Paper No. 11
Presentation Time: 3:50 PM


MOYER, Alison E. and SCHWEITZER, Mary H., Marine, Earth and Atmospheric Sciences, North Carolina State University, Raleigh, NC 27695,

Elongate microbodies associated with fossil feathers were originally attributed to microbial biofilms. Microbes, as well as the exoplymeric substance they secrete, are known to persist in the fossil record. However, recent papers have reinterpreted these features as intracellular, melanin-containing organelles (melanosomes). Based upon these interpretations, coloration in non-avian and avian dinosaurs has been hypothesized. While melanin is highly resistant to degradation and has high preservation potential, the intracellular organelles storing the pigment have not been shown to be equally resistant. Moreover, as organelles, melanosomes cannot be microbially derived, although melanin is a common microbial pigment. Because melanosomes and microbes overlap in size and morphology, morphological data are insufficient to robustly support either claim. Some FTIR data have been put forth. Here, we re-evaluate the source of these microbodies using taphonomic experiments and electron microscopy.

We tested the hypothesis that microbial growth, as a participant in feather degradation, is distinguishable from melanosomes. Additionally, because the beta-keratin matrix of feathers is highly resistant to degradation, claims for the presence of melanosomes should also support the presence of molecular keratin, identifiable by immunohistochemical methods. Extant Gallus gallus (chicken) feathers were degraded in environmental (Neuse River) mud over six weeks and compared with feathers exposed to a pure culture of Bacillus cereusfor 4 days. Melanosomes are sparse and non-overlapping and limited to internal regions surrounded by and embedded in the keratinous matrix of the feather. Conversely, microbes grow across the surface of feathers in dense, over-lapping aggregations. A black film formed in the mud sediment surrounding the feather rachis.

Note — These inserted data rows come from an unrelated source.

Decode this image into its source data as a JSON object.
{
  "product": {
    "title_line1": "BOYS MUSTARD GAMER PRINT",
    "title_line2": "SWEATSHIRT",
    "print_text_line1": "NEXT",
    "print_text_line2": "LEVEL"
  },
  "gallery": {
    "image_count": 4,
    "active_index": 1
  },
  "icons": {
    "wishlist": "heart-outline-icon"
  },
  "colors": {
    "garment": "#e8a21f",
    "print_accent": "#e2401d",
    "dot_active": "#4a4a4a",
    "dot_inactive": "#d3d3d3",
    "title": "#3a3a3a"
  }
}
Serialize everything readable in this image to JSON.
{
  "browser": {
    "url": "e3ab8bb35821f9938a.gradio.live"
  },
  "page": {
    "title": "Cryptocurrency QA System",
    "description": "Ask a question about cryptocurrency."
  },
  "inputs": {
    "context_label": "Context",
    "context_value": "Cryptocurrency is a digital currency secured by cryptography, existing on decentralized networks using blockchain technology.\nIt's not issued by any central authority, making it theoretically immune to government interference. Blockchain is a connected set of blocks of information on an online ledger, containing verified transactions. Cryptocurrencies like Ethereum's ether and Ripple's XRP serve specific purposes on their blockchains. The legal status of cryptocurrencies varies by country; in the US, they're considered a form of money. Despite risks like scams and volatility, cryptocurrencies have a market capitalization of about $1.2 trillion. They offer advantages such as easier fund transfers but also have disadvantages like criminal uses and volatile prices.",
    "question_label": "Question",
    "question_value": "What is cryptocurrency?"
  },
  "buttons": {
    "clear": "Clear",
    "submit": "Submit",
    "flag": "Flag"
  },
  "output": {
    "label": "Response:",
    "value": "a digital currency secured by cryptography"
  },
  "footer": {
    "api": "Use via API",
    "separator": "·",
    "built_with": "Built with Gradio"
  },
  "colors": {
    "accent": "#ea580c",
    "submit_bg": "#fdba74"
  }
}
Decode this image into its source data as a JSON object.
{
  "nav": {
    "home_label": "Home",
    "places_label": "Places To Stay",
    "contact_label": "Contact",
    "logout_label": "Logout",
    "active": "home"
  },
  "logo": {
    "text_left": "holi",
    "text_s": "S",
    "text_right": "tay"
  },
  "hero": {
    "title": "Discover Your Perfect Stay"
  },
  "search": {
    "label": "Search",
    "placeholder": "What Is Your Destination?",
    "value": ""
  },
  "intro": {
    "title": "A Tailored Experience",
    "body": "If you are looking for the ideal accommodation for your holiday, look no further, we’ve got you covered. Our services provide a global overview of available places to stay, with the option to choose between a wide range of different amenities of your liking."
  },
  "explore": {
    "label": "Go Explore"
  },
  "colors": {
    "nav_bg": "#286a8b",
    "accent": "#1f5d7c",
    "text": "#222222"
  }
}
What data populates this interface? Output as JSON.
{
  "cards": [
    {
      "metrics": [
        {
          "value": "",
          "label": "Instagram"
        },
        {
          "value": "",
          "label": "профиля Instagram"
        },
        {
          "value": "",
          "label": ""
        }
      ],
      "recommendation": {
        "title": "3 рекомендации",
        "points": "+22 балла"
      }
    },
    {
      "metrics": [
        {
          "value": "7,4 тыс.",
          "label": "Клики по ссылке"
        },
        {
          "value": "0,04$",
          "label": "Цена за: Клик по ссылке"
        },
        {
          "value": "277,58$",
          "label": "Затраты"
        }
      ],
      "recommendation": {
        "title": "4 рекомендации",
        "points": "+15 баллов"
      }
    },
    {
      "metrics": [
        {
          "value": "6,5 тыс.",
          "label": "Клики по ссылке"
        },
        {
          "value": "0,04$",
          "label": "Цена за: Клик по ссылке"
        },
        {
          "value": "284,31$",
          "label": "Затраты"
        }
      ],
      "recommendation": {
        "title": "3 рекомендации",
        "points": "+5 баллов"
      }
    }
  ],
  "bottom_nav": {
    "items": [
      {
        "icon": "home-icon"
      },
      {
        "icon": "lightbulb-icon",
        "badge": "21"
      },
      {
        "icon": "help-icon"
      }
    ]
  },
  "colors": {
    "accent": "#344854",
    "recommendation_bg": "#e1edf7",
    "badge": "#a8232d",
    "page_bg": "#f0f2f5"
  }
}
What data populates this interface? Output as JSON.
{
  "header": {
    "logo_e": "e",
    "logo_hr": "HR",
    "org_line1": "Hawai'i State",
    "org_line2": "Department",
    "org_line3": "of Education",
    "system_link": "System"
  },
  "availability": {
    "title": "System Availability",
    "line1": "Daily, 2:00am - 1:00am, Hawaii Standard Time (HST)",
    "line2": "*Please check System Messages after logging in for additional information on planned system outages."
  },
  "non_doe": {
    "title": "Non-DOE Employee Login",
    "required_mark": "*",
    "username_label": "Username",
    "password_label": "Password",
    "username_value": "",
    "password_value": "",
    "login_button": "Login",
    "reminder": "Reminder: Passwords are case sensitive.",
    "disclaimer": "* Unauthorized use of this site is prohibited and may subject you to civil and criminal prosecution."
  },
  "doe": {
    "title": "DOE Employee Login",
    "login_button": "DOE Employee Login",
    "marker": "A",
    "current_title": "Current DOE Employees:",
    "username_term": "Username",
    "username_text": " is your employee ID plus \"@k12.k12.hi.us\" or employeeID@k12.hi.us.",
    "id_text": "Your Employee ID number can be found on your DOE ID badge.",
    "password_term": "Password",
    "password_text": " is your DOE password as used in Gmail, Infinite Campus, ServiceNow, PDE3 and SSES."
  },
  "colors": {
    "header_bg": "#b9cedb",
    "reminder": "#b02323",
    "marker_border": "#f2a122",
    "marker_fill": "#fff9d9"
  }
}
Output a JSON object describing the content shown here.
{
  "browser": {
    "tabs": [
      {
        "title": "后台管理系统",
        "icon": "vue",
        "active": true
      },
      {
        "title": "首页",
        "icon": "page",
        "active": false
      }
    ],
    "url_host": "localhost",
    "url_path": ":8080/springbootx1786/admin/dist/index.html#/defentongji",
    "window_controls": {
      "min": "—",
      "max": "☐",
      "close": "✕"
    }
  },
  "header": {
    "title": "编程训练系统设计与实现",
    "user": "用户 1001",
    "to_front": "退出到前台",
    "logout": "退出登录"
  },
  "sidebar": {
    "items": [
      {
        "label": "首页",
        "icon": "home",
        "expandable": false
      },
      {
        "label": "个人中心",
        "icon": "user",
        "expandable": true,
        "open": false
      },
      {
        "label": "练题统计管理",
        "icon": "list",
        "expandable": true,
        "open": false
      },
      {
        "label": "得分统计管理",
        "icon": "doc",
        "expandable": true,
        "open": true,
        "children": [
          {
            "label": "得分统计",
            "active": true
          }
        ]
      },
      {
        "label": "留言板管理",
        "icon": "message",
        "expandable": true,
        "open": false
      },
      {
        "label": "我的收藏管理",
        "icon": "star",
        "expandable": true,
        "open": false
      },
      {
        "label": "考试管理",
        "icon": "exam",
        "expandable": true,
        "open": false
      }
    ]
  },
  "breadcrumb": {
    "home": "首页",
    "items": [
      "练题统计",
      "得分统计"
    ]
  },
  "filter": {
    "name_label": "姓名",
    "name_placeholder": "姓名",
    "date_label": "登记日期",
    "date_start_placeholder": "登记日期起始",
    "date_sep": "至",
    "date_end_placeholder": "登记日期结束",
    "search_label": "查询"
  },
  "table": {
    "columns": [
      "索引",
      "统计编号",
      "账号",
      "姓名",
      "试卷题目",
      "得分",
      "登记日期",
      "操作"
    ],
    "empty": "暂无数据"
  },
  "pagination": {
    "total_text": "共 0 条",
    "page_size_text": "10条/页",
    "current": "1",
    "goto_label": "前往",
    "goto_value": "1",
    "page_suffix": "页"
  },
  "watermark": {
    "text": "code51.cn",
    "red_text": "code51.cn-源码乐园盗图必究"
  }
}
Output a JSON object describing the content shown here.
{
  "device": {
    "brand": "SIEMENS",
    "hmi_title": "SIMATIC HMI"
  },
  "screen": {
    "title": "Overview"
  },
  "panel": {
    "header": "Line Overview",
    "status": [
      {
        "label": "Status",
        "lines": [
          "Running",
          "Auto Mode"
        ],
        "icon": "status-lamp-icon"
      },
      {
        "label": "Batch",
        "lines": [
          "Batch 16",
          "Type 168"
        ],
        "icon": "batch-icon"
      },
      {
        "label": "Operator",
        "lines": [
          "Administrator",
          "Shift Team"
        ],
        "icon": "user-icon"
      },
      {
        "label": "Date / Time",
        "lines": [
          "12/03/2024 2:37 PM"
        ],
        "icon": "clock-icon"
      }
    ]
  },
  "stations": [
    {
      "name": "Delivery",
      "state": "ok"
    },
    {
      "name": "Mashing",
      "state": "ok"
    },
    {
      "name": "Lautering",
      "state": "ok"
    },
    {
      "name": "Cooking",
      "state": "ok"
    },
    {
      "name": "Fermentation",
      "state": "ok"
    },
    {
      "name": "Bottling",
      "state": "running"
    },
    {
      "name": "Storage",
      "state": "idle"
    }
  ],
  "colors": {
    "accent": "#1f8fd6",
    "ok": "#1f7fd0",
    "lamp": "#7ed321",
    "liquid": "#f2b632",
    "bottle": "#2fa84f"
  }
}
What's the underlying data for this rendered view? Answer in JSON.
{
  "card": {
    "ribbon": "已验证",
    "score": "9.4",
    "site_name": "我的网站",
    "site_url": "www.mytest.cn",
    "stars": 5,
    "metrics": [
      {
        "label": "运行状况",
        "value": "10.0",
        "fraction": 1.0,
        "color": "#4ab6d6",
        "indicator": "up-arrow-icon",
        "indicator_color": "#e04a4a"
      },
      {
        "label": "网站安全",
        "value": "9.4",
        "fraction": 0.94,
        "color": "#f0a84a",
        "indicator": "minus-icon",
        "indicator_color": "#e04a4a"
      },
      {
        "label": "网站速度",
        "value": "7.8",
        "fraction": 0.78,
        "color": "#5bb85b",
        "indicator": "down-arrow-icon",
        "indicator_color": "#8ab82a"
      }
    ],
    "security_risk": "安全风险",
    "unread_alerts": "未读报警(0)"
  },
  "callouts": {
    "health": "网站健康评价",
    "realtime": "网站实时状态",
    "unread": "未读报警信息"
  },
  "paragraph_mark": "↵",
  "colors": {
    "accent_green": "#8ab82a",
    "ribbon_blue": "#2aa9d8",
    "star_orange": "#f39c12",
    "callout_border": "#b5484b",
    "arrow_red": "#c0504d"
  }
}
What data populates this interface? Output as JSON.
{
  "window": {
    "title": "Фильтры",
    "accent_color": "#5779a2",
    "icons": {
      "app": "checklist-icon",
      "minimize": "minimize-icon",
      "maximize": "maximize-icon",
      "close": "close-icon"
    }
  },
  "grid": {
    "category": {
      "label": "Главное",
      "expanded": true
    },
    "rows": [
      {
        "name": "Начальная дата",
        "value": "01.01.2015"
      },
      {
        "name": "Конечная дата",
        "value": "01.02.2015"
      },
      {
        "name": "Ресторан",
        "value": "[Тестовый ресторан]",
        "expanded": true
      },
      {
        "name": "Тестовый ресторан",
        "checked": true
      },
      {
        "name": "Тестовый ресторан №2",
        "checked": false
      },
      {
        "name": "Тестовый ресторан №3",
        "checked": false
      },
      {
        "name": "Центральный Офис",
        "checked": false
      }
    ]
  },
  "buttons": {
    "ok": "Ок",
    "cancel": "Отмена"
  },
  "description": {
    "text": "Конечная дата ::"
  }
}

Fossil feathers have been found in diverse depositional environments, and a correlation between environment and modes of preservation have been proposed. The most common preservational mode reported for fossil feathers is as black carbonaceous films. This is the first attempt to mimic this process in a laboratory setting. The natural degradation processes of feathers must first be understood before the preservation processes can be addressed in fossils.